Question: How do you find the vertical, horizontal or slant asymptotes for \[\dfrac{1}{{{x^2} + 4}}?\]...

Question

How do you find the vertical, horizontal or slant asymptotes for $\dfrac{1}{{{x^2} + 4}}?$

Answer 1

Solution

Hint : As we know that asymptote of a curve is the lien formed by the movement of the curve and the line moving continuously towards zero. We know that if the degree of the denominator is greater than the degree of the numerator, horizontal asymptote is at $y = 0$ . In this question, to find the value of the vertical, horizontal or slant asymptotes we see the degree of the denominator and equate to zero.

Complete step by step solution:
First we will find the value of the vertical asymptotes: This occurs when the rational function contains a zero denominator. So we can write it as ${x^2} + 4 = 0$ .
We will solve it now, ${x^2} = - 4 \Rightarrow x = \sqrt { - 4}$ .
As we can see that there are no real solutions so there are no vertical asymptotes of this function.
In the horizontal asymptotes the value occurs if the numerator of a rational function has degree less than or equal to the degree of the denominator. But here this is not the case,
We can see that the numerator degree is only one and denominator degree is two, so the horizontal asymptote is $y = 0$ .
In the slant asymptotes, the same rule applies, as the numerator is lower degree than the denominator. So there are no slant asymptotes.
Hence the answer of vertical asymptotes is that there are no value as it has no real solutions, while horizontal asymptotes is $y = 0$ .

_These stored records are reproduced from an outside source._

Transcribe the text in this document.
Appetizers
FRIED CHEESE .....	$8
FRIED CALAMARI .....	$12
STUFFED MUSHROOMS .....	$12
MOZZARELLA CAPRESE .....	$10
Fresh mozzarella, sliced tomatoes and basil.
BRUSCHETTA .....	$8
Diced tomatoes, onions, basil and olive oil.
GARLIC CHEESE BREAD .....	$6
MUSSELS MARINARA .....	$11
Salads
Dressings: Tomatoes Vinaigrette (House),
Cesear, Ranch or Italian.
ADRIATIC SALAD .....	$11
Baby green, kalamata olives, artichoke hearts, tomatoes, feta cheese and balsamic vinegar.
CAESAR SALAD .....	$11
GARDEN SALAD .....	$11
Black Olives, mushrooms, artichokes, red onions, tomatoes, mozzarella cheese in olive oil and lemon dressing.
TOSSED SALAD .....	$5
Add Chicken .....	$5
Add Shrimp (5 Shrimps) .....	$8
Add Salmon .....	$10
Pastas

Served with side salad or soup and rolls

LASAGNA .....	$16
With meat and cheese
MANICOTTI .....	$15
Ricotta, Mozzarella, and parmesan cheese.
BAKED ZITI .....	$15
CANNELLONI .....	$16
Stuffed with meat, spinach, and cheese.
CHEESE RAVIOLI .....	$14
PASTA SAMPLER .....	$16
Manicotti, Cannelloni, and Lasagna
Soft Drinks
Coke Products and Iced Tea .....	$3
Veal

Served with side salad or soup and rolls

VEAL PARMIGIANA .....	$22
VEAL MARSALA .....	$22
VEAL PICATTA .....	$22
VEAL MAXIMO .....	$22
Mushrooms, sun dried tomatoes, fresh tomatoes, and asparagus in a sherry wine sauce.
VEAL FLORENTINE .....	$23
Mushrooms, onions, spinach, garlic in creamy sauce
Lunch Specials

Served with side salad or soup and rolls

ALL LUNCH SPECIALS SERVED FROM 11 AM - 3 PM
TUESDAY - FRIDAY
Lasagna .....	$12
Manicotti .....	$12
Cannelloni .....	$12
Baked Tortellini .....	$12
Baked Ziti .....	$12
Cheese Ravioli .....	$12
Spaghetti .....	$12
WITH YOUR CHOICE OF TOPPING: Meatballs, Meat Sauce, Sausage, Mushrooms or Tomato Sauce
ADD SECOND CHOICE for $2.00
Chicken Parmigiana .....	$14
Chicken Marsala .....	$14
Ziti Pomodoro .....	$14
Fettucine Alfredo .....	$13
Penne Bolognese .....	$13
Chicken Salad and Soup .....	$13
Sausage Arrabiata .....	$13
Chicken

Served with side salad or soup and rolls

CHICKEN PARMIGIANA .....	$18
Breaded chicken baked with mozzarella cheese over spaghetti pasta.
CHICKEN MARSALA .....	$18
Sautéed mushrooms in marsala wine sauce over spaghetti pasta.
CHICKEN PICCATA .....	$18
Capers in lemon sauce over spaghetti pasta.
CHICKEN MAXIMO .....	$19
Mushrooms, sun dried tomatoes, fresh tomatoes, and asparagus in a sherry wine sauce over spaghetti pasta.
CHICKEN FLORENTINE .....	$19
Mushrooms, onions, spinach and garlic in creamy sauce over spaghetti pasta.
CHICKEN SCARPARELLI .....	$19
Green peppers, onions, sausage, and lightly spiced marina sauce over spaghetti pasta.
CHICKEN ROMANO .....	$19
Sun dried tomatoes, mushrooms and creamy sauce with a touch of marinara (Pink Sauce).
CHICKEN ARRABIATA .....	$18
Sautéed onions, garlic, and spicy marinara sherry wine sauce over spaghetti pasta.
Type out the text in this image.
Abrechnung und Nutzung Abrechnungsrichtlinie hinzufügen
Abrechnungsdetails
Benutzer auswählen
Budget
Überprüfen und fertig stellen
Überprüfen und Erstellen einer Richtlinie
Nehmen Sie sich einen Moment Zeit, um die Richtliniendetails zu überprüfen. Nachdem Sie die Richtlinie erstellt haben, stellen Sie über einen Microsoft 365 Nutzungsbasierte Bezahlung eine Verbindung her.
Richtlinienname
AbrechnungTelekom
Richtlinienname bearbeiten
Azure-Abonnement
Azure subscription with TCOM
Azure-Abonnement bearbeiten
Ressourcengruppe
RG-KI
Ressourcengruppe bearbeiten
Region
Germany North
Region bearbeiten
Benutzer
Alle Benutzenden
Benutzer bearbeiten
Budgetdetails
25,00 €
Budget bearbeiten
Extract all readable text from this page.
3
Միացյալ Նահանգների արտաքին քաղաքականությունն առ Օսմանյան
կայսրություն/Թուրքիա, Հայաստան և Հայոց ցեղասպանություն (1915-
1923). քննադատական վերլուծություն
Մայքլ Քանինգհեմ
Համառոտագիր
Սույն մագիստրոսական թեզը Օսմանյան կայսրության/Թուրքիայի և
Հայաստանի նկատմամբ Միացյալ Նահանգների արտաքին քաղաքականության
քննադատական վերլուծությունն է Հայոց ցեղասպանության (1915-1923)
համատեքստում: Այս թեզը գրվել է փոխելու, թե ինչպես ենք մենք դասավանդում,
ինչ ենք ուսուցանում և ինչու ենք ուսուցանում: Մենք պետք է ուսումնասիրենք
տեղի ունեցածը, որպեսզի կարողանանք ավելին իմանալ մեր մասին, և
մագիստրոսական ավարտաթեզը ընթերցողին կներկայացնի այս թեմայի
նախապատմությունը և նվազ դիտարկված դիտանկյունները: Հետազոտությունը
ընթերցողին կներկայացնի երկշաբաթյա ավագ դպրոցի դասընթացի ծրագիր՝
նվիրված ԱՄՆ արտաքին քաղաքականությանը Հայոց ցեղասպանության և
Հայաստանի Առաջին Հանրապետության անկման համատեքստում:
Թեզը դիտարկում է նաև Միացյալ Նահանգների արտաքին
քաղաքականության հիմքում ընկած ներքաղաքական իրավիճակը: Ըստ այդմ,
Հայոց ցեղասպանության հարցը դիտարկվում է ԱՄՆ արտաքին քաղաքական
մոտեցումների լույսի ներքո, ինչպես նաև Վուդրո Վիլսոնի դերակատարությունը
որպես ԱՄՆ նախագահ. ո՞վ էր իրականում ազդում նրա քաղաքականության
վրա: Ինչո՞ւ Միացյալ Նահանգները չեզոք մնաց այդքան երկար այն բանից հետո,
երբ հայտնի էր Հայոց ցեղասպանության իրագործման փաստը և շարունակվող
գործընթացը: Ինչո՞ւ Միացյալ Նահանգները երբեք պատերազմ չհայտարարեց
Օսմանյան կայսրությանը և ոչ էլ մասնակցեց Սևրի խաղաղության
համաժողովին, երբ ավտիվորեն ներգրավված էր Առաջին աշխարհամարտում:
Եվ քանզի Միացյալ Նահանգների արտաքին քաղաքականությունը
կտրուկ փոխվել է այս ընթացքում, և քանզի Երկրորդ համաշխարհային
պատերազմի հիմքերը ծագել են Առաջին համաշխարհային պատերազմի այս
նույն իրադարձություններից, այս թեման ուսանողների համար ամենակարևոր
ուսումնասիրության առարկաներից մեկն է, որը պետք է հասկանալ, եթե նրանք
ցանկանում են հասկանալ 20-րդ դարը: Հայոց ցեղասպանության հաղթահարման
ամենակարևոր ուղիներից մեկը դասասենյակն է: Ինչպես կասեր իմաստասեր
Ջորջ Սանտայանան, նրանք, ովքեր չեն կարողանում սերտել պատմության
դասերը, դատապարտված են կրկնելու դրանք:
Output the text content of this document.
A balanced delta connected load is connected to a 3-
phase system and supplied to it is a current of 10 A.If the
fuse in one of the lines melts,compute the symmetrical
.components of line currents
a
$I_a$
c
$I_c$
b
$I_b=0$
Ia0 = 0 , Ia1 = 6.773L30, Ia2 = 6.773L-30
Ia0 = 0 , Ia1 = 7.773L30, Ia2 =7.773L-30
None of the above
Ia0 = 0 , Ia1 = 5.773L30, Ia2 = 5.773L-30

Note : We should note that for finding the slant asymptotes we have to use the concept that it occurs when the degree of the denominator of a rational function is one less than the degree of the numerator. There are three forms of asymptotes: vertical, horizontal and oblique. It is noted that if the degree of the denominator is $>$ degree of the numerator, then the horizontal asymptote is $y = 0$ .